By using data from the Canadian Public Health Agency, Stats Canada found that life expectancy at birth, or LEB, has reverted back to levels that were seen in 2013.
According to Stats Canada, over 15,600 people have died from COVID-19 in 2020, mostly older people, which in turn led to a reduction in life expectancy at birth of 0.41 years.
The LEB in 2019 was 82.10, but the data reflects that it currently sits at 81.68, which reverts Canada back to where it was in 2013.
The dip in 2017 was a result of a larger number of deaths from the opioid crisis.
Stats Canada also states that the differences in reduction of LEB between sexes is minimal across most provinces, aside from Manitoba and Saskatchewan, where the reduction in males was noticeably higher.
When it comes to how individual provinces panned out in the report, Quebec’s LEB was impacted the most, at more than twice the rate versus the rest of Canada (0.84).
Manitoba, Ontario, and Alberta have also been impacted significantly “with estimated reductions of 0.60, 0.34 and 0.32 years, respectively” according to the report, but eastern provinces like PEI, New Brunswick, Newfoundland, and Labrador saw very minimal change thanks to their efficient COVID-19 response.

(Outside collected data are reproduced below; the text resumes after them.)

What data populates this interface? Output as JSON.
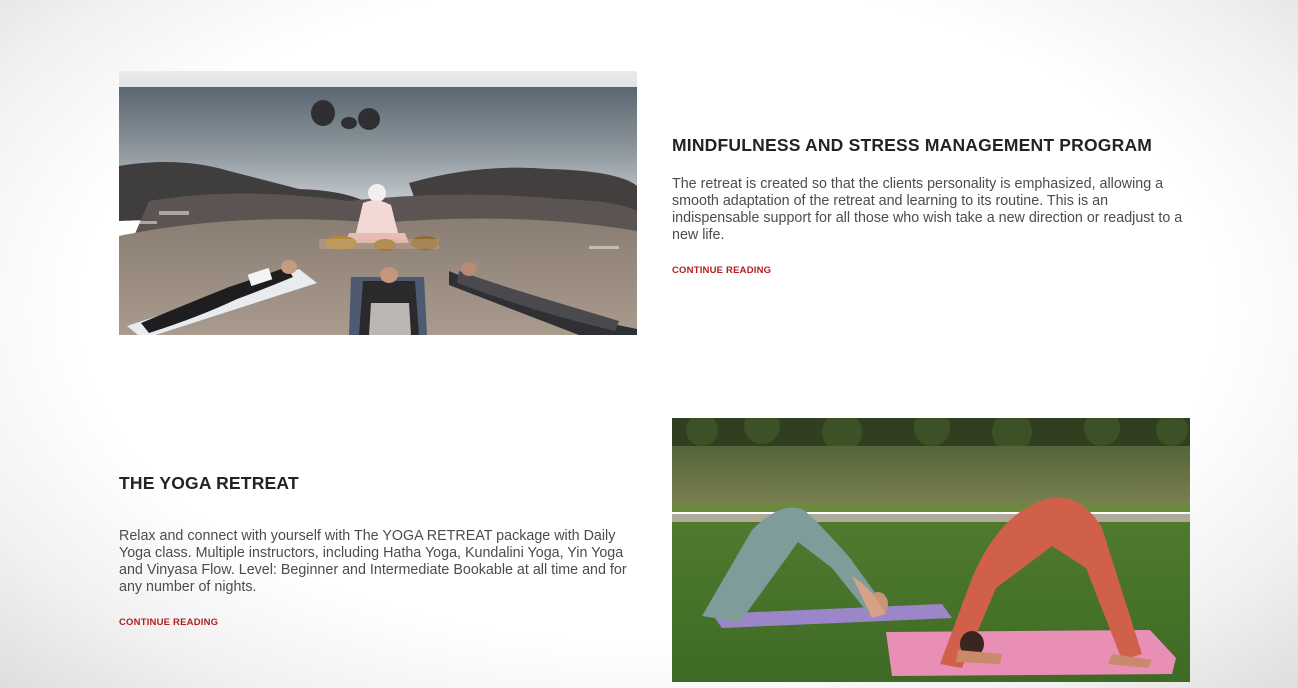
{
  "posts": [
    {
      "title": "MINDFULNESS AND STRESS MANAGEMENT PROGRAM",
      "excerpt": "The retreat is created so that the clients personality is emphasized, allowing a smooth adaptation of the retreat and learning to its routine. This is an indispensable support for all those who wish take a new direction or readjust to a new life.",
      "link_label": "CONTINUE READING",
      "image": "beach-meditation-photo"
    },
    {
      "title": "THE YOGA RETREAT",
      "excerpt": "Relax and connect with yourself with The YOGA RETREAT package with Daily Yoga class. Multiple instructors, including Hatha Yoga, Kundalini Yoga, Yin Yoga and Vinyasa Flow. Level: Beginner and Intermediate Bookable at all time and for any number of nights.",
      "link_label": "CONTINUE READING",
      "image": "park-yoga-photo"
    }
  ],
  "colors": {
    "accent_link": "#b01e23",
    "title": "#232323",
    "body_text": "#4c4c4c"
  }
}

Canada as a whole also fared better than many European countries as well as its neighbours to the south.
The report went onto say, “In the United States, Andrasfay and Goldman estimated the direct effect of COVID-19 on LEB at 1.26 years, triple the value of 0.41 years estimated in Canada.”
Another thing worth mentioning is that while the report highlights how negatively impacted a large portion of the population was when it came to COVID-related deaths, it also likely led to a decrease in deaths in other areas:
“Some changes may have a positive impact, such as fewer deaths due to reduced automobile traffic.”